Tuning the Coherent Propagation of Organic Exciton-Polaritons through Dark State Delocalization

Abstract

While there have been numerous reports of long-range polariton transport at room-temperature in organic cavities, the spatiotemporal evolution of the propagation is scarcely reported, particularly in the initial coherent sub-ps regime, where photon and exciton wavefunctions are inextricably mixed. Hence the detailed process of coherent organic exciton-polariton transport and, in particular, the role of dark states has remained poorly understood. Here, femtosecond transient absorption microscopy is used to directly image coherent polariton motion in microcavities of varying quality factor. The transport is found to be well-described by a model of band-like propagation of an initially Gaussian distribution of exciton-polaritons in real space. The velocity of the polaritons reaches values of ≈ 0.65 × 10⁶ m s^-1 , substantially lower than expected from the polariton dispersion. Further, it is found that the velocity is proportional to the quality factor of the microcavity. This unexpected link between the quality-factor and polariton velocity is suggested to be a result of varying admixing between delocalized dark and polariton states.

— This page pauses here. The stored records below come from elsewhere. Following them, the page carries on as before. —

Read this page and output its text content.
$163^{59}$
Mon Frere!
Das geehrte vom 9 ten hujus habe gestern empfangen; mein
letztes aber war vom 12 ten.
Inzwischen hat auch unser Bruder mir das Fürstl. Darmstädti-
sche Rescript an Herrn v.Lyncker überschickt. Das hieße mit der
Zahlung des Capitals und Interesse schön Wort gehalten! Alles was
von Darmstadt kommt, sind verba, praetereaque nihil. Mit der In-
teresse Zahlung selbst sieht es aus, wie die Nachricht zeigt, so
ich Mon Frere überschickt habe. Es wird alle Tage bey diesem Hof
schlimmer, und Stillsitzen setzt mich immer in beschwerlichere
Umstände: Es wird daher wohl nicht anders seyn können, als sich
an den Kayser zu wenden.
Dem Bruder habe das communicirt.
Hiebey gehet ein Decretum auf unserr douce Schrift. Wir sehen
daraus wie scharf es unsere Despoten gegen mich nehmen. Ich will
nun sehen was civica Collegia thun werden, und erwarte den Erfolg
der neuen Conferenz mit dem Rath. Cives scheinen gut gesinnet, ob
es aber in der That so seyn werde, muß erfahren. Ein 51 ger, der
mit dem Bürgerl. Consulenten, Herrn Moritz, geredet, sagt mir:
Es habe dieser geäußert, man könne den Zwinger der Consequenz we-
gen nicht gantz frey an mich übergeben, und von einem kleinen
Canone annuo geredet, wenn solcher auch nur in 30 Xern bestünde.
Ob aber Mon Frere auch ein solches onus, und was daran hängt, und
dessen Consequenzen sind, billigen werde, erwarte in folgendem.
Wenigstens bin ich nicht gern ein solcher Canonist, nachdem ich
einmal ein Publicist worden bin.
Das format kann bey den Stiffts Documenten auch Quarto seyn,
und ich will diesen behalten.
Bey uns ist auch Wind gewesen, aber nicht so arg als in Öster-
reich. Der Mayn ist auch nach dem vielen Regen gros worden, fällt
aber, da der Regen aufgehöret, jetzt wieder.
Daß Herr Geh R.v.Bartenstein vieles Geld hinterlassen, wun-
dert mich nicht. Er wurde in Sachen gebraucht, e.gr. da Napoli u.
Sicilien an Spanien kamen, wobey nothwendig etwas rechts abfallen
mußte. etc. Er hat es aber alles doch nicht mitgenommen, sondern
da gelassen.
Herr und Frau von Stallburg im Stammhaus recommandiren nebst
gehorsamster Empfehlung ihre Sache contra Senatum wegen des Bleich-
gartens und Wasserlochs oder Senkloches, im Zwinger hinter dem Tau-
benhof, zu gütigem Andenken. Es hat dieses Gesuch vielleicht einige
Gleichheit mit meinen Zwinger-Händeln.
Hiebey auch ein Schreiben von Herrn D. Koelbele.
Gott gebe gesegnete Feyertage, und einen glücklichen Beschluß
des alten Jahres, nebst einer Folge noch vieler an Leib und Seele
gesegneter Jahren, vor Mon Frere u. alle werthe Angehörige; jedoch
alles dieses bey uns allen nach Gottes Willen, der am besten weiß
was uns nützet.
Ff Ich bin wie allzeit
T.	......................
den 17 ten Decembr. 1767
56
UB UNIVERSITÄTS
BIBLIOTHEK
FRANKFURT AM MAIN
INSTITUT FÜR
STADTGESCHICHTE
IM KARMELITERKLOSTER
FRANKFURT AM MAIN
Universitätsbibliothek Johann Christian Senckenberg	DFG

Keywords: Q-factor; TA microscopy; coherent transport; dark states; energy transport; exciton-polaritons.

Figure 1

Optical characterization of BODIPY‐R microcavities. a) Absorption spectrum of a bare film of BODIPY‐R molecules in polystyrene matrix (red) and reflectivity of a DBR with n = 7.5 (blue), with superimposed fits (lines) used for transfer matrix simulations. b) Schematic of DBR microcavity, consisting of pairs of Nb₂O₅/SiO₂ alternating layers. BODIPY‐R molecules in a polystyrene matrix are sandwiched in the center of the cavity. c) Angle‐resolved reflectivity of a reference TiO₂/SiO₂ n = 5.5 microcavity with lower (LP) and upper (UP) polariton branches marked. Circles denote LP and UP dispersions obtained from transfer matrix simulation. The corresponding uncoupled cavity mode and exciton positions are indicated as solid lines. Dashed box shows range of wavelengths covered by pump pulse in fs transient absorption microscopy experiment and range of wavevectors pumped by the high numerical aperture objective (total range of 128.4°). d) Simulated transmission spectra of model (empty) Nb₂O₅/SiO₂ cavities showing the narrowing of spectra with increasing Q‐factor. e) Transient absorption of BODIPY‐R dispersed in polystyrene film and microcavities with Q‐factors ranging from 66 to 479 (n = 3.5 to n = 6.5), excited with a ≈10 fs broadband pump pulse (FWHM ≈60 nm) centered at 550 nm. In the film the positive feature at 640 nm corresponds to the bleach. In the microcavities, the positive features at 620 to 660 nm match the position of the UP and LP at ≈0°. f) Decay of UP bleach (unshaded) and rise times of LP bleach (purple shading) extracted from exponential fit of the transient absorption kinetics.

Figure 2

Transient absorption microscopy images of BODIPY‐R molecules in microcavity for n = 3.5 (top) and n = 6.5 (bottom) mirror pairs. a) Transient absorption microscopy images showing initial expansion up to 125 fs and subsequent contraction. The dotted line indicates the radial Gaussian standard deviation. The scale bar in the images is 500 nm. b) Kinetic extracted from center of spatial pump probe signal for the full cavity series. Stars indicate the signal maximum used to calculate t ₀ for each cavity. c) Mean‐square displacement of signal as a function of time. Circles are raw data and solid line shows fit to Equation (5). d) Coherence loss time (circles) extracted from Equation (5) as a function Q‐factor. Error bars are derived from a minimum of five repeat experiments. Squares indicate the corresponding photon lifetime for the cavity. e) Exciton‐polariton velocity (circles) extracted from fitting equation (5) to MSD, as a function of Q‐factor. Experimental error bars are derived from a minimum of five repeat experiments at different sample locations. Triangles show expected group velocity of UP (filled) and LP states (open), calculated as described in the main text and scaled for ease of comparison. Error bars reflect standard deviation for cavity thicknesses 200–215 nm.

Figure 3

Summary of proposed mechanism for Q‐factor dependence of transport. (Left) Rapid population exchange between bright polaritons and dark states occurs at a rate k _exchange. Until decoherence, these states transport together. (Center) The Q‐factor directly impacts the photonic density of states (Gaussians) and thus indirectly impacts the energetic distribution of coupled versus uncoupled molecules (circles), though the same proportion of molecules is strongly coupled in every case. The resulting dark states exhibit Q‐factor‐dependent bandwidth. (Right) This effect leads to correspondingly Q‐factor‐dependent delocalization of the dark states (black, blue, red). As the spatial extent of the bright polaritons (green) is large and approximately constant, this alteration of dark states is the principal means to alter the wavefunction overlap (outlines) and thus rate of exchange between polaritons and dark states.